OdpowiedzUsuńKolorek w moim guście, śliczny jest :)
OdpowiedzUsuńKolor śliczny :) Miałam kiedyś niemalże identyczny odcień z Essie. U mnie na stópkach gości fuksja tym razem. Pozdrawiam serdecznie :)
OdpowiedzUsuńThe Color Is Beautiful! Thank you for visiting my blog)) follow you!
OdpowiedzUsuńwww.recklessdiary.ru
ja właśnie maluje na czerwono:D
OdpowiedzUsuńKolorek ładny. Chyba i ja się skuszę.

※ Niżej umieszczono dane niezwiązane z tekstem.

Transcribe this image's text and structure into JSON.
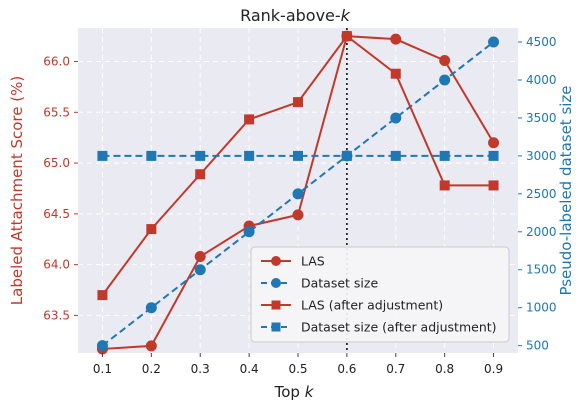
{
  "chart_data": {
    "type": "line",
    "title": "Rank-above-",
    "title_k": "k",
    "xlabel": "Top ",
    "xlabel_k": "k",
    "ylabel_left": "Labeled Attachment Score (%)",
    "ylabel_right": "Pseudo-labeled dataset size",
    "x": [
      0.1,
      0.2,
      0.3,
      0.4,
      0.5,
      0.6,
      0.7,
      0.8,
      0.9
    ],
    "x_tick_labels": [
      "0.1",
      "0.2",
      "0.3",
      "0.4",
      "0.5",
      "0.6",
      "0.7",
      "0.8",
      "0.9"
    ],
    "xlim": [
      0.05,
      0.95
    ],
    "ylim_left": [
      63.13,
      66.33
    ],
    "ylim_right": [
      403,
      4685
    ],
    "left_ticks": [
      63.5,
      64.0,
      64.5,
      65.0,
      65.5,
      66.0
    ],
    "left_tick_labels": [
      "63.5",
      "64.0",
      "64.5",
      "65.0",
      "65.5",
      "66.0"
    ],
    "right_ticks": [
      500,
      1000,
      1500,
      2000,
      2500,
      3000,
      3500,
      4000,
      4500
    ],
    "right_tick_labels": [
      "500",
      "1000",
      "1500",
      "2000",
      "2500",
      "3000",
      "3500",
      "4000",
      "4500"
    ],
    "vline_x": 0.6,
    "grid": true,
    "legend_position": "bottom-right",
    "series": [
      {
        "name": "LAS",
        "axis": "left",
        "color": "#c0392b",
        "marker": "circle",
        "dash": "solid",
        "values": [
          63.17,
          63.2,
          64.08,
          64.38,
          64.49,
          66.25,
          66.22,
          66.01,
          65.2
        ]
      },
      {
        "name": "Dataset size",
        "axis": "right",
        "color": "#1f77b4",
        "marker": "circle",
        "dash": "dashed",
        "values": [
          500,
          1000,
          1500,
          2000,
          2500,
          3000,
          3500,
          4000,
          4500
        ]
      },
      {
        "name": "LAS (after adjustment)",
        "axis": "left",
        "color": "#c0392b",
        "marker": "square",
        "dash": "solid",
        "values": [
          63.7,
          64.35,
          64.89,
          65.43,
          65.6,
          66.25,
          65.88,
          64.78,
          64.78
        ]
      },
      {
        "name": "Dataset size (after adjustment)",
        "axis": "right",
        "color": "#1f77b4",
        "marker": "square",
        "dash": "dashed",
        "values": [
          3000,
          3000,
          3000,
          3000,
          3000,
          3000,
          3000,
          3000,
          3000
        ]
      }
    ],
    "colors": {
      "left_axis": "#c0392b",
      "right_axis": "#1f77b4",
      "plot_background": "#eaeaf2"
    }
  }
}
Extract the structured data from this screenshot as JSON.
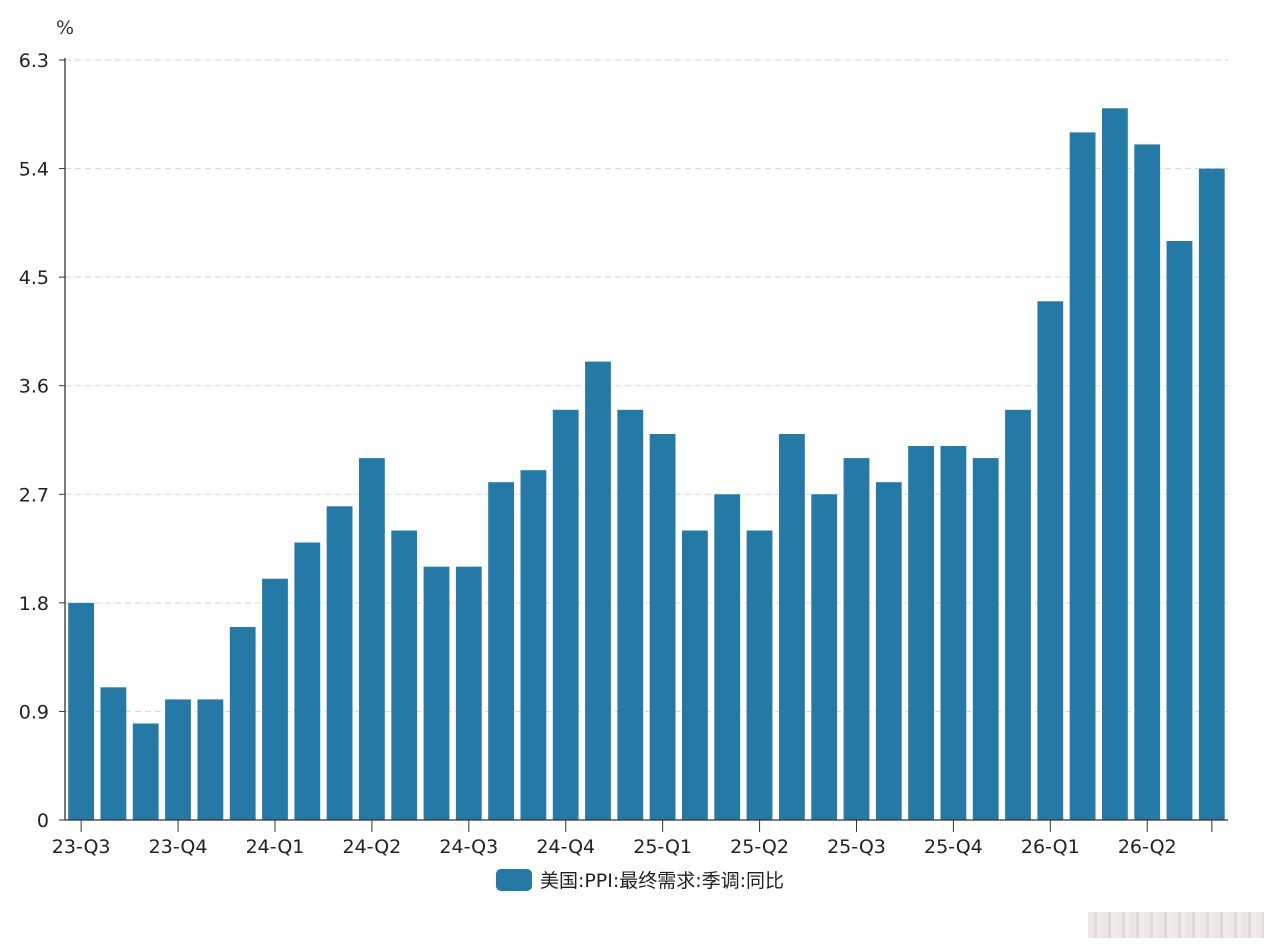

OdpowiedzUsuńU mnie, u stóp, to raczej rzadko można zobaczyć kolor, jakoś lubię jak są naturalne, np. pociągnięte tylko odżywką ;) Za to u rąk często króluje czerwień i nude ;)
OdpowiedzUsuńPozdrawiam
Veeluf
www.veeluf.blogspot.com
jakie ładniutkie paznokietki:)
OdpowiedzUsuńA ha wczoraj malowania dokonałam i na moich stopach gości bodajże łososiowy kolor ;-)
OdpowiedzUsuńPiękny kolor :)
OdpowiedzUsuńWalczyłam długi czas z grzybicą, więc na razie smaruję odżywką po wyleczeniu. Ale już niedługo będę mogła pomalować. Kupię sobie nowy lakier na tę okazję. :)
OdpowiedzUsuńHeh.. zawsze mam pomalowane pazurki u stóp, zimą mam przycięte na krótko (mam jednak długą płytkę, więc nie muszę się bardzo gimnastykować), latem lekko je zapuszczam, wydaje mi się że w sandałkach wyglądają estetyczniej.